THE BONNIE BANKS OF WARSAW

Warsaw’s lively strait, the Vistula, is fringed on either side, though more remarkably on its unregulated east side, by wild growth. There hasn’t been (or at least only sporadically) the concretisation of its banks that most European capital cities have already seen in the form of waterfront ‘regenerations’. Looking eastwards across the river towards Praga, the land rises naturally from the water’s edge up to the city. There are no grand harbour developments, no colourful yachting marinas, no extreme watersports clubs, just a growth of wild life that stretches the city from country to country, and forest to forest, as if Warsaw weren’t there.




(Top) Looking north to the city from Siekierki Bridge. Taken on June 24th, 2008.

(Bottom) Taken from the plane, at the beginning of May, on the approach to Okecie Airport, this photo shows, quite remarkably, the River Vistula in all her untamed glory.
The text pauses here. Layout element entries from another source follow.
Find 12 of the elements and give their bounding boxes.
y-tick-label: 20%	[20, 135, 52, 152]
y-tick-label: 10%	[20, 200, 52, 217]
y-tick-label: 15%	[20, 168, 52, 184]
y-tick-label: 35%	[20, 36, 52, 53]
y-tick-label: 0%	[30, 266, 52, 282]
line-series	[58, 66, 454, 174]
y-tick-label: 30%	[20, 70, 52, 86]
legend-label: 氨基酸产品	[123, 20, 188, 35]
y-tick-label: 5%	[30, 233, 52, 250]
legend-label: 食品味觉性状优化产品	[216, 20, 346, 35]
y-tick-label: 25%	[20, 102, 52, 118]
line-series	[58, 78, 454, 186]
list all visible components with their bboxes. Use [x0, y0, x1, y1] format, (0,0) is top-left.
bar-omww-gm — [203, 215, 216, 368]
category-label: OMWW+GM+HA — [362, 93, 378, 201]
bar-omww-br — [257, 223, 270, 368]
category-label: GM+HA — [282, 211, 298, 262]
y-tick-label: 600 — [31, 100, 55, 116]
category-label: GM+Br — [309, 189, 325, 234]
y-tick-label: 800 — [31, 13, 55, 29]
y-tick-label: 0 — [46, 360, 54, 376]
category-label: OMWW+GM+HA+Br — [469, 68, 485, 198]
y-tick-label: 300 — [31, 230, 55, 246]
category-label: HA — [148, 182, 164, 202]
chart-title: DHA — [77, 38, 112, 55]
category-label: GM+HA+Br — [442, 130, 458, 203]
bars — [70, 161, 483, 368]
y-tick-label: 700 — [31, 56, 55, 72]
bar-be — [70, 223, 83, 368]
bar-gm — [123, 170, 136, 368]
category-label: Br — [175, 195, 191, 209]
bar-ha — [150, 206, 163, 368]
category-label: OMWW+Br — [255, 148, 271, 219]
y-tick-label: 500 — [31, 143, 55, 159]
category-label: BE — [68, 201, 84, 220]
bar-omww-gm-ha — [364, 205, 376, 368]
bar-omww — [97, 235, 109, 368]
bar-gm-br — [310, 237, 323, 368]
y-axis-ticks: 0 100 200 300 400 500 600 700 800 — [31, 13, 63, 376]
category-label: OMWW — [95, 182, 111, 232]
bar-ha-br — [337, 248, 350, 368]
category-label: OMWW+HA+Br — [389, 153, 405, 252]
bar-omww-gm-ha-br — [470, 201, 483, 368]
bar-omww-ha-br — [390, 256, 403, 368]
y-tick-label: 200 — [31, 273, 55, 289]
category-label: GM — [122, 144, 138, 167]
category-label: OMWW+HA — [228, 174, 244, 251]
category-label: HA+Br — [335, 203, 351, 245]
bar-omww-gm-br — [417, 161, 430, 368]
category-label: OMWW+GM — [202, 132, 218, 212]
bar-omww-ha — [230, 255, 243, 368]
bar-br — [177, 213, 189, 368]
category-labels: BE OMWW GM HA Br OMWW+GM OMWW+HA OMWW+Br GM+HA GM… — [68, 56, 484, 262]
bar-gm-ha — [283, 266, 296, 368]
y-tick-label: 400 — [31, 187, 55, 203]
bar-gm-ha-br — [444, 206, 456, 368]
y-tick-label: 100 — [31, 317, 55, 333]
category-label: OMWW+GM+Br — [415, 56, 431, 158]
The diamond-shaped island to the bottom centre of the picture is, together with its smaller satellites above it, known as the Swiderskie Islands on account of the River Swider that runs into the Vistula on its east side. On the west (left) side of the Vistula towards the bottom left-hand corner is the small village of Gassy. On a warm spring day, with fields and trees in full blossom, the cycle down here from Warsaw along the quiet back roads is redolent of cycling through the south of France. Once upon a time there was a ferry service connecting Gassy with the larger town Karczew (seen here in the bottom right of the photo), but it appears to have been disbanded. Otwock, to the north-east of Karczew, is just out of view.




From the epicentre of the city, on a wet day in June, looking east across the Vistula towards Praga, with the copper-topped horns of St. Florian's (Kosciol sw. Floriana) poking out from the bush.